Rossini et al. [106] investigated whether combined analysis of EEG power and coherence provide early and reliable discrimination of MCI subjects who will convert to AD after a relatively brief followup. Cortical connectivity using spectral coherence measures and LORETA was evaluated to characterize EEG sources at baseline in 69 MCI cases that were reassessed clinically after about 14 months. At followup, 45 subjects were classified as stable MCI (MCI Stable), whereas the remaining 24 had converted to AD (MCI Converted). Results showed that at baseline, frontoparietal midline coherence as well as delta (temporal), theta (parietal, occipital, and temporal), and low-frequency alpha (central, parietal, occipital, temporal, and limbic) sources were stronger in MCI converted than MCI stable subjects. Cox regression modeling showed low midline coherence, and weak temporal source was associated with 10% annual rate AD conversion, while this rate increased up to 40% and 60% when strong temporal delta source and high midline gamma coherence were observed, respectively.

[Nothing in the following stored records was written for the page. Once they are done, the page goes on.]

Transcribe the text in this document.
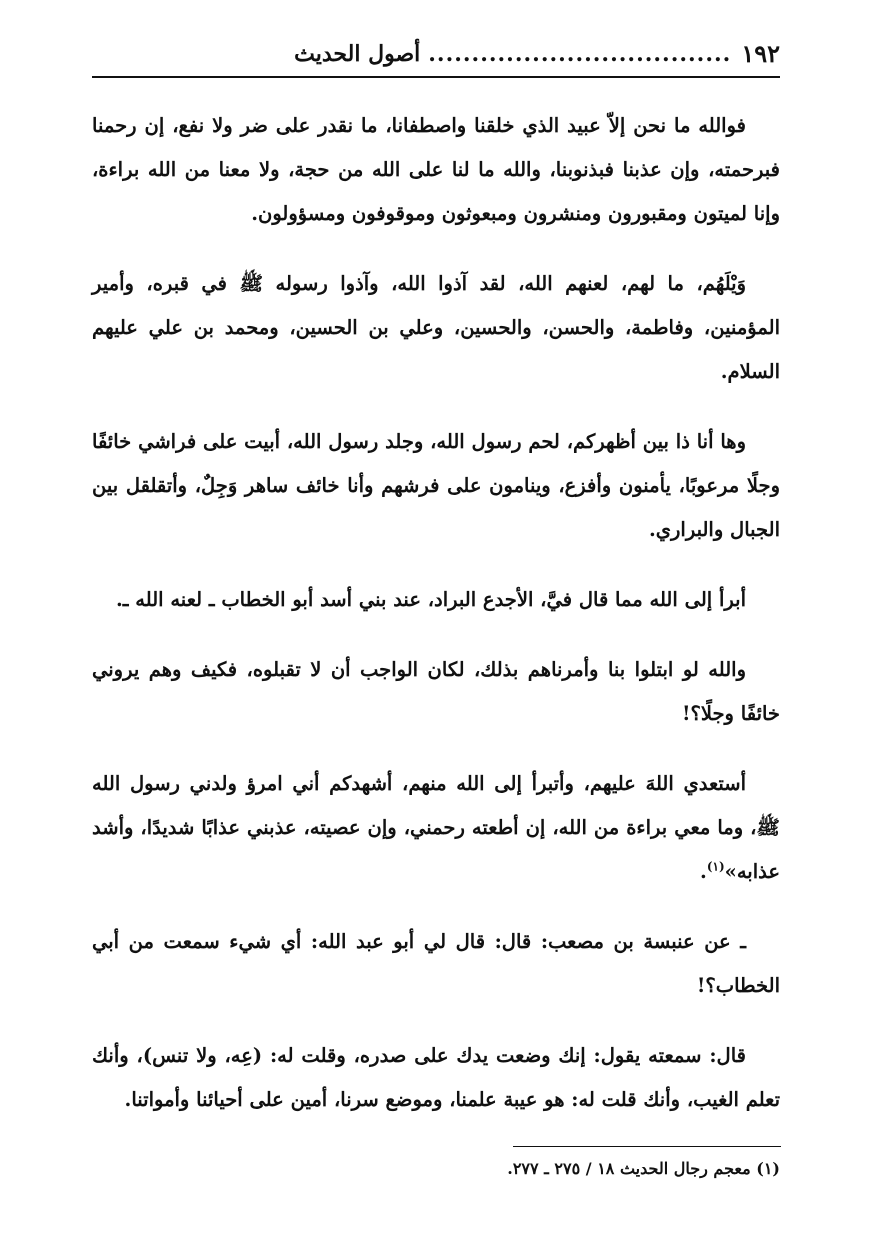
١٩٢
...................................
أصول الحديث

فوالله ما نحن إلاّ عبيد الذي خلقنا واصطفانا، ما نقدر على ضر ولا نفع، إن رحمنا فبرحمته، وإن عذبنا فبذنوبنا، والله ما لنا على الله من حجة، ولا معنا من الله براءة، وإنا لميتون ومقبورون ومنشرون ومبعوثون وموقوفون ومسؤولون.

وَيْلَهُم، ما لهم، لعنهم الله، لقد آذوا الله، وآذوا رسوله ﷺ في قبره، وأمير المؤمنين، وفاطمة، والحسن، والحسين، وعلي بن الحسين، ومحمد بن علي عليهم السلام.

وها أنا ذا بين أظهركم، لحم رسول الله، وجلد رسول الله، أبيت على فراشي خائفًا وجلًا مرعوبًا، يأمنون وأفزع، وينامون على فرشهم وأنا خائف ساهر وَجِلٌ، وأتقلقل بين الجبال والبراري.

أبرأ إلى الله مما قال فيَّ، الأجدع البراد، عند بني أسد أبو الخطاب ـ لعنه الله ـ.

والله لو ابتلوا بنا وأمرناهم بذلك، لكان الواجب أن لا تقبلوه، فكيف وهم يروني خائفًا وجلًا؟!

أستعدي اللهَ عليهم، وأتبرأ إلى الله منهم، أشهدكم أني امرؤ ولدني رسول الله ﷺ، وما معي براءة من الله، إن أطعته رحمني، وإن عصيته، عذبني عذابًا شديدًا، وأشد عذابه»$^{(١)}$.

ـ عن عنبسة بن مصعب: قال: قال لي أبو عبد الله: أي شيء سمعت من أبي الخطاب؟!

قال: سمعته يقول: إنك وضعت يدك على صدره، وقلت له: (عِه، ولا تنس)، وأنك تعلم الغيب، وأنك قلت له: هو عيبة علمنا، وموضع سرنا، أمين على أحيائنا وأمواتنا.

(١) معجم رجال الحديث ١٨ / ٢٧٥ ـ ٢٧٧.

This outcome indicates that quantitative EEG is able to predict with a good approximation MCI progression to AD in the short run.
6. Conclusions
The present paper highlights the use of modern EEG techniques that report assessment of physiological and pathological brain aging. Application of these techniques allows the quantification of the power and functional coupling of resting state EEG rhythms at scalp electrodes and mathematical cortical sources. The results reviewed in the present paper suggest that these quantitative indexes of resting state EEG rhythms might reflect neurodegenerative processes along preclinical and clinical stages of AD. Moreover, risk factors including genetic causes correlate with neurophysiological findings to reinforce their causative role in diagnosis and prognosis of pathologic brain aging. Unfortunately, this remarkable literature suffers from the partial lack of integration of various EEG techniques such as analysis of power density and functional coupling (i.e., spectral coherence, and directed transfer function) within a unique frame of goal-directed test for evaluation of physiological brain aging and discrimination from abnormal scenarios heralding neurodegeneration. In the near future, systematic evaluation of AD and other dementing disorders relative to normal aging using refined and integrated EEG techniques will help to coalesce these methodologies and improve diagnostic utility. If this approach can provide clinically useful information at the individual level, such methods should prompt design of an instrument widely available for large-scale population-based screening studies. Future studies should find which are qEEG markers for early diagnosis, prognosis, and monitoring of Alzheimer disease and explore the clinical utility of this methodological approach. The global structural and functional indexes are quick to be automatically computed towards clinical applications.